In that parity of reasoning, it would be safe to err in favour of the accused getting an opportunity rather than protecting the prosecution against possible prejudice at the cost of the accused. The court should bear in mind that improper or capricious exercise of such a discretionary power, may lead to undesirable results. 17.12. The additional evidence must not be received as a disguise or to change the nature of the case against any of the party. 17.13. The power must be exercised keeping in mind that the evidence that is likely to be tendered, would be germane to the issue involved and also ensure that an opportunity of rebuttal is given to the other party. 17.14. The power under Section 311 CrPC must therefore, be invoked by the court only in order to meet the ends of justice for strong and valid reasons and the same must be exercised with care, caution and circumspection.

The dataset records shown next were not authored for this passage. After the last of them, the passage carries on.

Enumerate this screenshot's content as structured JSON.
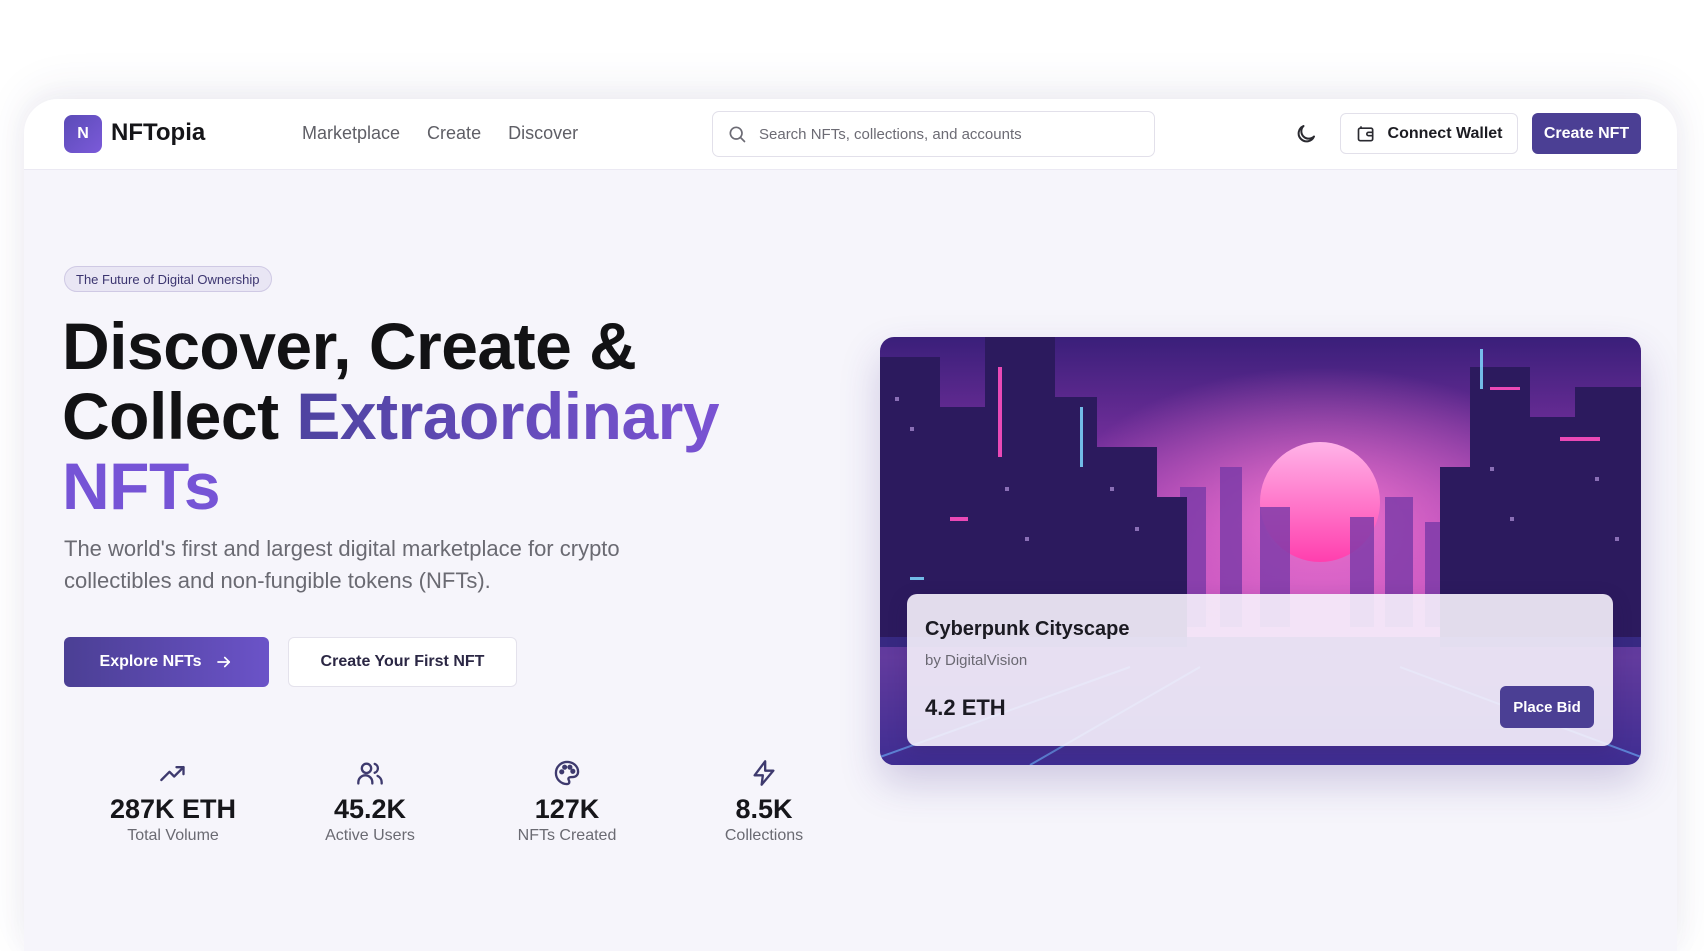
{
  "brand": {
    "logo_letter": "N",
    "name": "NFTopia"
  },
  "nav": {
    "links": [
      {
        "label": "Marketplace"
      },
      {
        "label": "Create"
      },
      {
        "label": "Discover"
      }
    ],
    "search_placeholder": "Search NFTs, collections, and accounts",
    "theme_toggle_icon": "moon-icon",
    "connect_wallet_label": "Connect Wallet",
    "create_nft_label": "Create NFT"
  },
  "hero": {
    "badge": "The Future of Digital Ownership",
    "headline_line1": "Discover, Create &",
    "headline_line2_plain": "Collect ",
    "headline_line2_accent": "Extraordinary",
    "headline_line3_accent": "NFTs",
    "subtitle": "The world's first and largest digital marketplace for crypto collectibles and non-fungible tokens (NFTs).",
    "primary_button": "Explore NFTs",
    "secondary_button": "Create Your First NFT"
  },
  "stats": [
    {
      "icon": "trending-up-icon",
      "value": "287K ETH",
      "label": "Total Volume"
    },
    {
      "icon": "users-icon",
      "value": "45.2K",
      "label": "Active Users"
    },
    {
      "icon": "palette-icon",
      "value": "127K",
      "label": "NFTs Created"
    },
    {
      "icon": "zap-icon",
      "value": "8.5K",
      "label": "Collections"
    }
  ],
  "featured_nft": {
    "title": "Cyberpunk Cityscape",
    "creator": "by DigitalVision",
    "price": "4.2 ETH",
    "bid_button": "Place Bid"
  },
  "colors": {
    "primary": "#4b3f94",
    "accent_purple": "#7654d6",
    "page_bg": "#f6f5fb",
    "text_dark": "#121214",
    "text_muted": "#6a6a72"
  }
}
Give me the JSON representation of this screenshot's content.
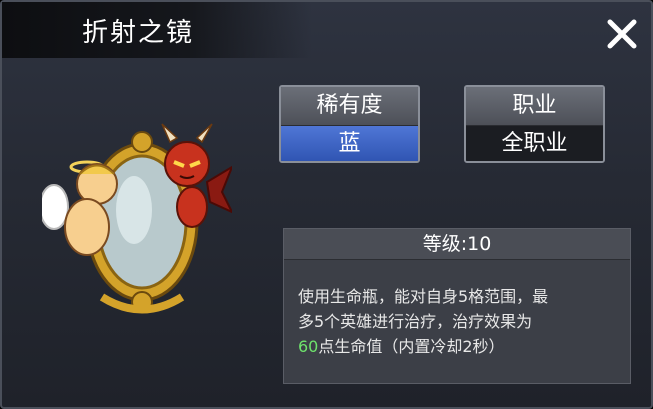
{
  "title": "折射之镜",
  "rarity": {
    "label": "稀有度",
    "value": "蓝"
  },
  "class": {
    "label": "职业",
    "value": "全职业"
  },
  "info": {
    "level_label": "等级:10",
    "desc_line1": "使用生命瓶，能对自身5格范围，最",
    "desc_line2": "多5个英雄进行治疗，治疗效果为",
    "desc_value": "60",
    "desc_line3_rest": "点生命值（内置冷却2秒）"
  },
  "colors": {
    "rarity_blue": "#3b5fc0",
    "highlight_green": "#6ee36c"
  }
}
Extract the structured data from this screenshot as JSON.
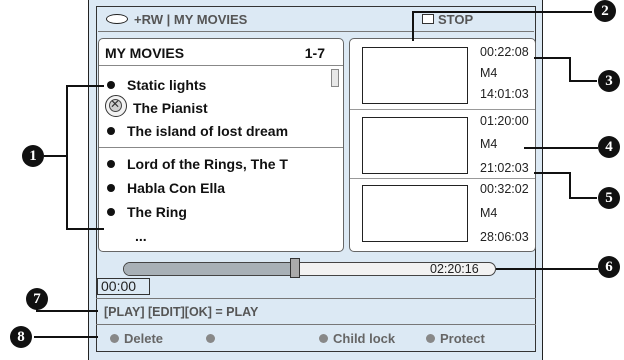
{
  "header": {
    "title": "+RW | MY MOVIES",
    "stop_label": "STOP"
  },
  "list": {
    "title": "MY MOVIES",
    "range": "1-7",
    "group1": [
      "Static lights",
      "The Pianist",
      "The island of lost dream"
    ],
    "group2": [
      "Lord of the Rings, The T",
      "Habla Con Ella",
      "The Ring"
    ],
    "more": "..."
  },
  "thumbs": [
    {
      "info": [
        "00:22:08",
        "M4",
        "14:01:03"
      ]
    },
    {
      "info": [
        "01:20:00",
        "M4",
        "21:02:03"
      ]
    },
    {
      "info": [
        "00:32:02",
        "M4",
        "28:06:03"
      ]
    }
  ],
  "progress": {
    "total": "02:20:16",
    "elapsed": "00:00",
    "position_fraction": 0.46
  },
  "command_hint": "[PLAY] [EDIT][OK] = PLAY",
  "color_keys": {
    "delete": "Delete",
    "child_lock": "Child lock",
    "protect": "Protect"
  },
  "callouts": [
    "1",
    "2",
    "3",
    "4",
    "5",
    "6",
    "7",
    "8"
  ]
}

The court should bear in mind that fair trial entails the interest of the accused, the victim and the society and, therefore, the grant of fair and proper opportunities to the persons concerned, must be ensured being a constitutional goal, as well as a human right.” 12. Keeping in view the above principles, this Court is of the considered view that re-summoning of the Prosecution Witnesses PW-1 Deepa and PW-2 Sunita is necessary for just and fair decision of the case. 13. Hence, the impugned orders dated 03.04.2024 and 10.05.2024 passed by the Court below are not sustainable and are liable to be and are hereby quashed and set-aside. The trial Court is directed to re-summon the above two Prosecution Witnesses, i.e., PW-1 Deepa and PW-2 Sunita on the next date and provide an opportunity to the petitioner to cross-examine the above two Prosecution Witnesses. 14. Accordingly, the misc. petition stands allowed. Stay application and all pending application(s), if any, also stand disposed of.